Wood is a large collection of different molecules bonded in various ways. Instead of melting, if you apply sufficient heat to wood those bonds start to break down and the molecules get broken into different forms. Some of the result will be a liquid and flow or boil away, others will sublimate into gases directly, others will remain solid and require far more heat before they break down and go through similar processes. Plenty of the processes would be anaerobic and would happen regardless of oxygen.

Anonymous 0 Comments

Wood is a very complex material made of various organic compounds that melt or break apart at different temperatures.

If you were to heat wood in an environment with no oxygen various chemical reactions will occur.

First the water and lightweight volatile materials will boil out. Then, the hydrocarbon structure of the wood will start to turn into charcoal.

If there is adequate sap or resin it will leach out as pine tar.

Increasing the temperature will cause other compounds to break down and eventually evaporate until you are left with a lump of carbon which won’t start to melt until over 3300 degrees Celsius.

Anonymous 0 Comments

In addition to what others have said, some pure substances of only one molecule type, such as in the case of dry ice aka frozen solid carbon dioxide, does not have a liquid stage.

It is called sublimation when a substance directly transitions from a solid to a gas state, and while that is not quite what wood is going through when it is heated into charcoal, the point is that not everything “melts” into a liquid form above its solid state temperature.

Anonymous 0 Comments

Feels like we have the same question asked here as we dod a few hours ago, that one was why we can’t melt diamonds like glass.
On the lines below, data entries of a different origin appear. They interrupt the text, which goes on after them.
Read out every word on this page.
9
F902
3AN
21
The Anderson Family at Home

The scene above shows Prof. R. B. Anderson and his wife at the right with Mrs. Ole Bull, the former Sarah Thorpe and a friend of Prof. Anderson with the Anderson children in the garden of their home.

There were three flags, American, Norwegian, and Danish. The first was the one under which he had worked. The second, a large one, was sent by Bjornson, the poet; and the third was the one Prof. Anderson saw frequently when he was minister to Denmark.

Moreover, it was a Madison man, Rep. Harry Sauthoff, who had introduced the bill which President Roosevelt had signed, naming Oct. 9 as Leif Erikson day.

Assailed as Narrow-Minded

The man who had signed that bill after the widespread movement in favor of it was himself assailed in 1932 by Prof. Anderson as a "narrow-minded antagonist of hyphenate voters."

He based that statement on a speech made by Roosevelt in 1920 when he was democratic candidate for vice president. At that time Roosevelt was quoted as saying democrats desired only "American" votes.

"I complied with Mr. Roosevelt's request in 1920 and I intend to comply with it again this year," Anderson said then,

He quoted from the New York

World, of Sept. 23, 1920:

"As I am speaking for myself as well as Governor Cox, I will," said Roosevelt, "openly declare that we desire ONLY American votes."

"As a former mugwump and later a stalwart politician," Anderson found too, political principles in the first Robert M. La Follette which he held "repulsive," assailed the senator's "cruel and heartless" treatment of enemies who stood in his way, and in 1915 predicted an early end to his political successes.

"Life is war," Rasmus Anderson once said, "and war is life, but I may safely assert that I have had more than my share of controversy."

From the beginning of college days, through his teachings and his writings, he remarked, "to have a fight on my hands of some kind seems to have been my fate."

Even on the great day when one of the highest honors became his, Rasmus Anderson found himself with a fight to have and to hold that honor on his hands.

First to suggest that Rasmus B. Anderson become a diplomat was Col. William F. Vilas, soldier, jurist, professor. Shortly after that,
For the same reason, wood and other plants are fiber based, those fibers break down to complex carbon chains. Carbon as explained earlier, at our atmospheric pressures, doesn’t have a liquid phase. There’s solid, and gas, add energy to carbon and it gets hot then burns. The same is said for wood.

Take plants and compress for millions of years and you end up with fossilized hydrocarbons, aka crude oil. The closest we’d be able to find liquid wood on this planet.

Anonymous 0 Comments

Wood is not a single substance. wood is made up of thousands of different compounds, each with different melting points (in fact, some organic compounds don’t have melting points at all; they decompose into different molecules if you try to heat/pressurize them too much), so wood doesn’t have a melting point in the same way that water, iron, and salt do, since wood isn’t a single compound like those other things.

If you heat up a piece of wood in the presence of oxygen, the wood will just burn (i.e., undergo combustion, a permanent chemical reaction) and you’ll be left with carbon and a whole bunch of other gasses like carbon monoxide, carbon dioxide, sulfur oxides, and nitrogen oxides.

If you heat up wood in a vacuum or otherwise not in the presence of oxygen, the individual chemicals that make up wood will either melt individually, react, or decompose. Mostly, you’ll end up with carbon dioxide, water vapor, and and carbon.